Short jokes
What’s the only victimless crime you can commit? Murder, cause there’s a victim less!
You know you're ugly when you get handed the camera every time your friends have a group picture.
I was driving through a neighborhood when I saw a sign that said "Autistic Child Zone." Then I thought to myself, "Oh shit, that wasn't a dog!"
Here is a dark joke for you guys... "Why do pornstars scream, "DADDY!" in their videos? Because they were child molested by their father!"
Why did Susan drop her ice cream? She was hit by a bus.
A happy mother: "Why is your sister so quiet?! And how did you get super glue stuck on your penis?!"
What's the city with the fastest growing population?
Ireland, cuz it's Dublin everyday!
What did Sally get for Easter?..
Nail polish.
They finally made a movie about a clock, about time.
Have you heard about the corduroy pillow cases? They've been making headlines.
School is a lot like boot camp.

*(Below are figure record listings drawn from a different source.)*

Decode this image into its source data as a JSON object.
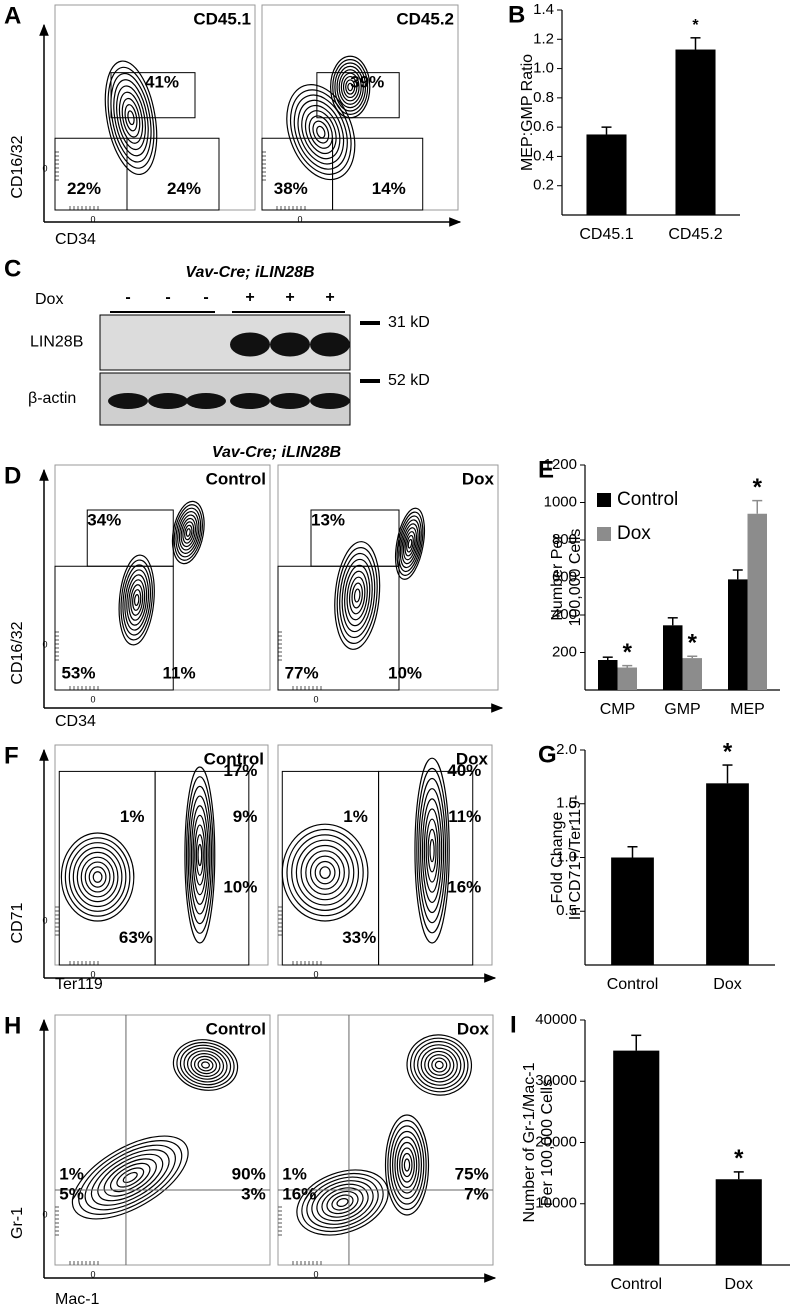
{
  "flow": [
    {
      "label": "A",
      "ylabel": "CD16/32",
      "xlabel": "CD34",
      "zero": "0",
      "plots": [
        {
          "title": "CD45.1",
          "gates": [
            "41%",
            "22%",
            "24%"
          ]
        },
        {
          "title": "CD45.2",
          "gates": [
            "39%",
            "38%",
            "14%"
          ]
        }
      ]
    },
    {
      "label": "D",
      "heading": "Vav-Cre; iLIN28B",
      "ylabel": "CD16/32",
      "xlabel": "CD34",
      "zero": "0",
      "plots": [
        {
          "title": "Control",
          "gates": [
            "34%",
            "53%",
            "11%"
          ]
        },
        {
          "title": "Dox",
          "gates": [
            "13%",
            "77%",
            "10%"
          ]
        }
      ]
    },
    {
      "label": "F",
      "ylabel": "CD71",
      "xlabel": "Ter119",
      "zero": "0",
      "plots": [
        {
          "title": "Control",
          "gates": [
            "17%",
            "1%",
            "9%",
            "10%",
            "63%"
          ]
        },
        {
          "title": "Dox",
          "gates": [
            "40%",
            "1%",
            "11%",
            "16%",
            "33%"
          ]
        }
      ]
    },
    {
      "label": "H",
      "ylabel": "Gr-1",
      "xlabel": "Mac-1",
      "zero": "0",
      "plots": [
        {
          "title": "Control",
          "gates": [
            "1%",
            "5%",
            "90%",
            "3%"
          ]
        },
        {
          "title": "Dox",
          "gates": [
            "1%",
            "16%",
            "75%",
            "7%"
          ]
        }
      ]
    }
  ],
  "blot": {
    "label": "C",
    "heading": "Vav-Cre; iLIN28B",
    "row_label": "Dox",
    "lanes": [
      "-",
      "-",
      "-",
      "+",
      "+",
      "+"
    ],
    "bands": [
      "LIN28B",
      "β-actin"
    ],
    "markers": [
      "31 kD",
      "52 kD"
    ]
  },
  "chart_data": [
    {
      "type": "bar",
      "label": "B",
      "ylabel": [
        "MEP:GMP Ratio"
      ],
      "categories": [
        "CD45.1",
        "CD45.2"
      ],
      "values": [
        0.55,
        1.13
      ],
      "errors": [
        0.05,
        0.08
      ],
      "markers": [
        null,
        "*"
      ],
      "color": "#000000",
      "ylim": [
        0,
        1.4
      ],
      "yticks": [
        0.2,
        0.4,
        0.6,
        0.8,
        {
          "value": 1,
          "label": "1.0"
        },
        1.2,
        1.4
      ]
    },
    {
      "type": "bar",
      "label": "E",
      "ylabel": [
        "Number Per",
        "100,000 Cells"
      ],
      "categories": [
        "CMP",
        "GMP",
        "MEP"
      ],
      "series": [
        {
          "name": "Control",
          "color": "#000000",
          "values": [
            160,
            345,
            590
          ],
          "errors": [
            15,
            40,
            50
          ],
          "markers": [
            null,
            null,
            null
          ]
        },
        {
          "name": "Dox",
          "color": "#8c8c8c",
          "values": [
            120,
            170,
            940
          ],
          "errors": [
            10,
            10,
            70
          ],
          "markers": [
            "*",
            "*",
            "*"
          ]
        }
      ],
      "ylim": [
        0,
        1200
      ],
      "yticks": [
        200,
        400,
        600,
        800,
        1000,
        1200
      ],
      "legend": "upper-left"
    },
    {
      "type": "bar",
      "label": "G",
      "ylabel": [
        "Fold Change",
        "In CD71+/Ter119-"
      ],
      "categories": [
        "Control",
        "Dox"
      ],
      "values": [
        1.0,
        1.69
      ],
      "errors": [
        0.1,
        0.17
      ],
      "markers": [
        null,
        "*"
      ],
      "color": "#000000",
      "ylim": [
        0,
        2
      ],
      "yticks": [
        0.5,
        {
          "value": 1,
          "label": "1.0"
        },
        1.5,
        {
          "value": 2,
          "label": "2.0"
        }
      ]
    },
    {
      "type": "bar",
      "label": "I",
      "ylabel": [
        "Number of Gr-1/Mac-1",
        "Per 100,000 Cells"
      ],
      "categories": [
        "Control",
        "Dox"
      ],
      "values": [
        35000,
        14000
      ],
      "errors": [
        2500,
        1200
      ],
      "markers": [
        null,
        "*"
      ],
      "color": "#000000",
      "ylim": [
        0,
        40000
      ],
      "yticks": [
        10000,
        20000,
        30000,
        40000
      ]
    }
  ]
}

The only difference is that you don't have to get deployed to get shot at.
What do shemales and barns have in common?
Cocks.
What did Spock encounter in the Enterprise toilet?
The Captain's Log.
What did Sally say when she was stuck in the water with kelp?
"I need kelp! KELPPPPPPPPPPPPPPPPPPPPPPPPPPPPPPPPPPPPPPPPPPPPPPPP"
Communism jokes aren't funny unless everyone gets it.
I'm autistic, and I find these so funny.
A clown held a door open for me. I thought it was a nice jester.
Why was Stephen Hawking always bullied?
Because he couldn’t stand up for himself.
ENTER PASSWORD.
WRONG.
WRONG.
WRONG.
WRONG.
WRONG.
WRONG.
RESET PASSWORD.
NEW PASSWORD CAN'T BE OLD PASSWORD.
Sets fire to computer.
How do you fix a broken pizza? With tomato paste.